JSE-listed Renergen says its Virginia gas project in the Free State could generate estimated earnings before interest, tax, depreciation and amortization (Ebitda) of between R5.7bn and R6.2bn. , once phases 1 and 2 have been completed, the plants are in full production.
Renergen, in January announced that it had successfully produced both liquefied natural gas (LNG) and liquid helium from the Phase 1 pilot plant.
Phase 2 will result in the construction of a significantly larger plant.
Once completed, the company expects the Virginia project to deliver a substantial amount of energy to the South African economy, while transforming the country into one of the world’s largest helium exporters.
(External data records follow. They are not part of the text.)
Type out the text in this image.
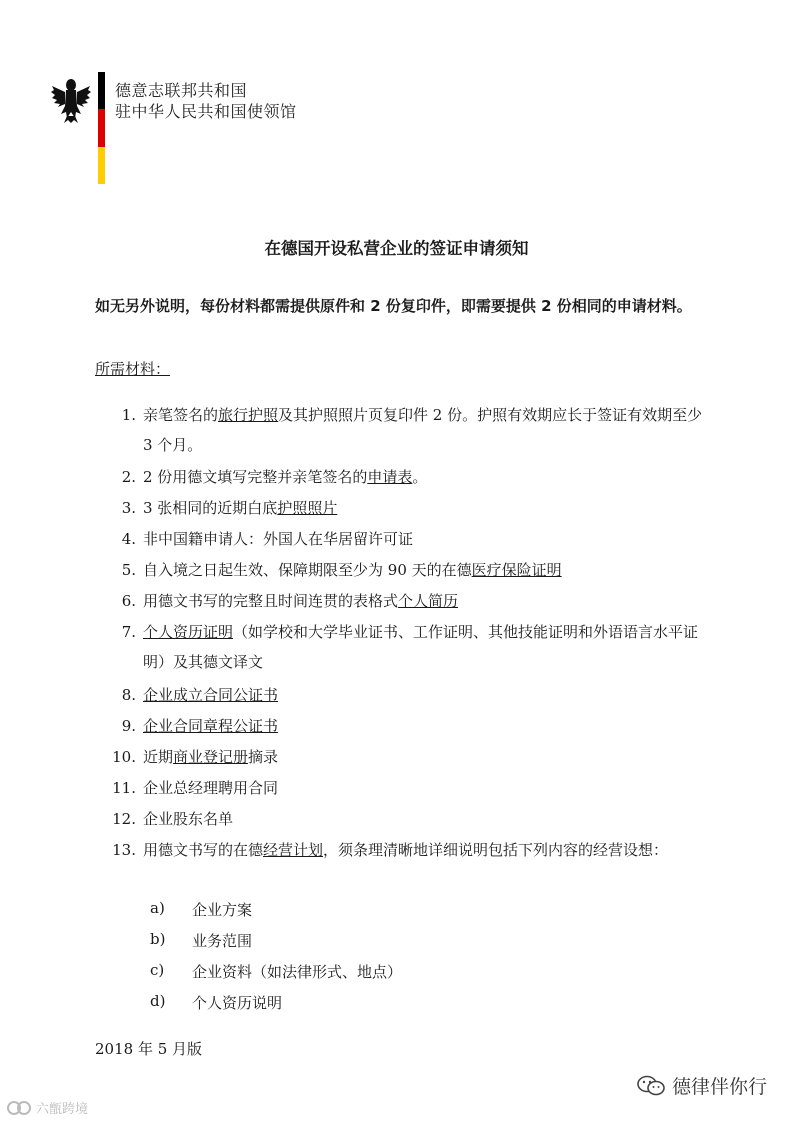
德意志联邦共和国
驻中华人民共和国使领馆
在德国开设私营企业的签证申请须知
如无另外说明，每份材料都需提供原件和 2 份复印件，即需要提供 2 份相同的申请材料。
所需材料：
1. 亲笔签名的旅行护照及其护照照片页复印件 2 份。护照有效期应长于签证有效期至少 3 个月。
2. 2 份用德文填写完整并亲笔签名的申请表。
3. 3 张相同的近期白底护照照片
4. 非中国籍申请人：外国人在华居留许可证
5. 自入境之日起生效、保障期限至少为 90 天的在德医疗保险证明
6. 用德文书写的完整且时间连贯的表格式个人简历
7. 个人资历证明（如学校和大学毕业证书、工作证明、其他技能证明和外语语言水平证明）及其德文译文
8. 企业成立合同公证书
9. 企业合同章程公证书
10. 近期商业登记册摘录
11. 企业总经理聘用合同
12. 企业股东名单
13. 用德文书写的在德经营计划，须条理清晰地详细说明包括下列内容的经营设想：
2018 年 5 月版
德律伴你行
六甑跨境
a)	企业方案
b)	业务范围
c)	企业资料（如法律形式、地点）
d)	个人资历说明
In determining the Ebitda estimate, Renergen has considered the potential production capacity of both Phase 1 and Phase 2, current favorable energy prices, the current demand environment, a weaker rand against the dollar and other macroeconomic indicators.
Ebitda is expected to be achieved in the year following the completion of construction, but is unlikely to be before 2027.
Renergen notes that its Ebitda estimate is based on the assumptions that Phase 2 is fully funded and successfully built; that the long-term rand:dollar depreciation is in line with respective jurisdictional interest rate differentials; that the long-term spot price of liquid helium is about $600/mcf; and a long-term LNG base price of around R250/GJ.
In addition, these assumptions do not take into account the costs of distribution, storage and dispensing, he notes.
The Phase 1 pilot plant is designed to produce a maximum of 2,700 GJ of LNG and about 350 kg of liquid helium per day.
Phase 2 is currently expected to produce about 34,400 GJ of LNG and about 4,200 kg of liquid helium per day in its first full financial year of production.
In accordance with previous announcements, the Company intends to reach financial close from various sources of financing.
A final investment decision (FID) on Phase 2 is expected to be made in the second half of this year.
Shortly after reaching the FID, Phase 2 is expected to achieve debt financing approval of up to $500 million from the US International Development Finance Corporation and up to $250 million from a mandated global bank, the anticipated point at which lenders fully commit to debt financing.